A story on how we optimized things for performance

`/blog/a-story-on-how-we-optimized-things-for-performance`

October 6, 2024

Introduction

I have always strived to write the most performant code at Pandabase, as we need speed and reliability to handle the large volume of payments we process every day. I’ve optimized various components, from database queries to caching, and implemented proper rate limits to ensure that everyone can utilize our API without sacrificing performance or security.

The Problem

During the development of our API, I faced a significant issue with performance. Our serial management system, which is written in TypeScript and Node.js, had issues with decrypting and encrypting the thousands of keys we processed. We did not want to compromise on speed, as processing time was reaching up to 5 seconds per request.

Of course, several techniques could be employed, such as a job queue or processing in batches in the background. However, that didn’t make sense to me in this context, so I decided to try a couple of different approaches together.

Solutions

I came up with a number of ideas to solve this issue during the development of this specific API. Since our stack was limited to Go and Node, here’s what I came up with:

The Microservice

The serials API has its own database, and everything was already finished; the only bottleneck was the encryption/decryption processing with AES-256-CBC. This led me to another idea: what if I wrote an HTTP server dedicated solely to encrypting and decrypting keys in a more performant language? I wanted to use either Go or Rust for this job, as both are fast enough to handle it.

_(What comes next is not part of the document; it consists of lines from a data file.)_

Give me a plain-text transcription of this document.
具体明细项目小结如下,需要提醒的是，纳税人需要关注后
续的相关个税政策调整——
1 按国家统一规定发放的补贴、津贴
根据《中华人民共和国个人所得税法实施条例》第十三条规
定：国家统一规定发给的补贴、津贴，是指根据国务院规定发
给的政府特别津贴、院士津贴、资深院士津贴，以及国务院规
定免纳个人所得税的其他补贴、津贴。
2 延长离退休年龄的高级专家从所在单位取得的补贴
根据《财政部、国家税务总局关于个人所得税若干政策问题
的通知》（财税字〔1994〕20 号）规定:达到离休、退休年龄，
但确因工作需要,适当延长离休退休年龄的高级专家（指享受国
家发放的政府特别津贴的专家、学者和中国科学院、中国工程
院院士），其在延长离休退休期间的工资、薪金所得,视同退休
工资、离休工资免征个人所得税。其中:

Since our API mostly follows a microservice-based architecture, it was relatively easy to implement. However, this approach had several caveats and was ultimately abandoned. I did utilize goroutines in the Go implementation.

Here's what the Go results looked like:

~/Workspace/ed-benchmark via Go v1.23.2
 go run benchmark.go
Processed 1000000 keys in 1.152051375s

And the production binary

~/Workspace/ed-benchmark via Go v1.23.2
 ./benchmark
Processed 1000000 keys in 1.118548291s

I don't see a significant difference other than a couple of milliseconds between the two.

Node.js Worker Threads

Worker threads can spin up multiple workers, so I thought we could utilize this and speed up performance. I wrote an implementation that takes in batches of keys and decrypts them; the same applies for encryption. This seemed like a feasible solution, and performance improvements were as follows for one million keys.

~/Workspace/ed-benchmark via Node.js v22.9.0
 node benchmark.js
Single Thread: 5.494s
Multi Thread: 3.908s

Things to note

While worker threads do indeed perform better than single-threaded processing, single-threaded execution excels with smaller workloads, which we largely deal with. I thought using a combination of both would give us the best of both worlds.

From a technical aspect, this is due to how the CPU operates. Smaller key sets fit easily into the CPU cache, allowing single-threaded processing to perform better with fewer keys. In contrast, with a larger number of keys, cache misses become frequent, impacting performance. Overhead also plays a vital role.

For larger key sets, worker threads are the best solution as they allow for parallel execution and distribution across multiple CPU cores. However, for fewer keys, the overhead of managing threads can dominate, meaning the time spent managing threads may exceed the time spent on actual processing of keys.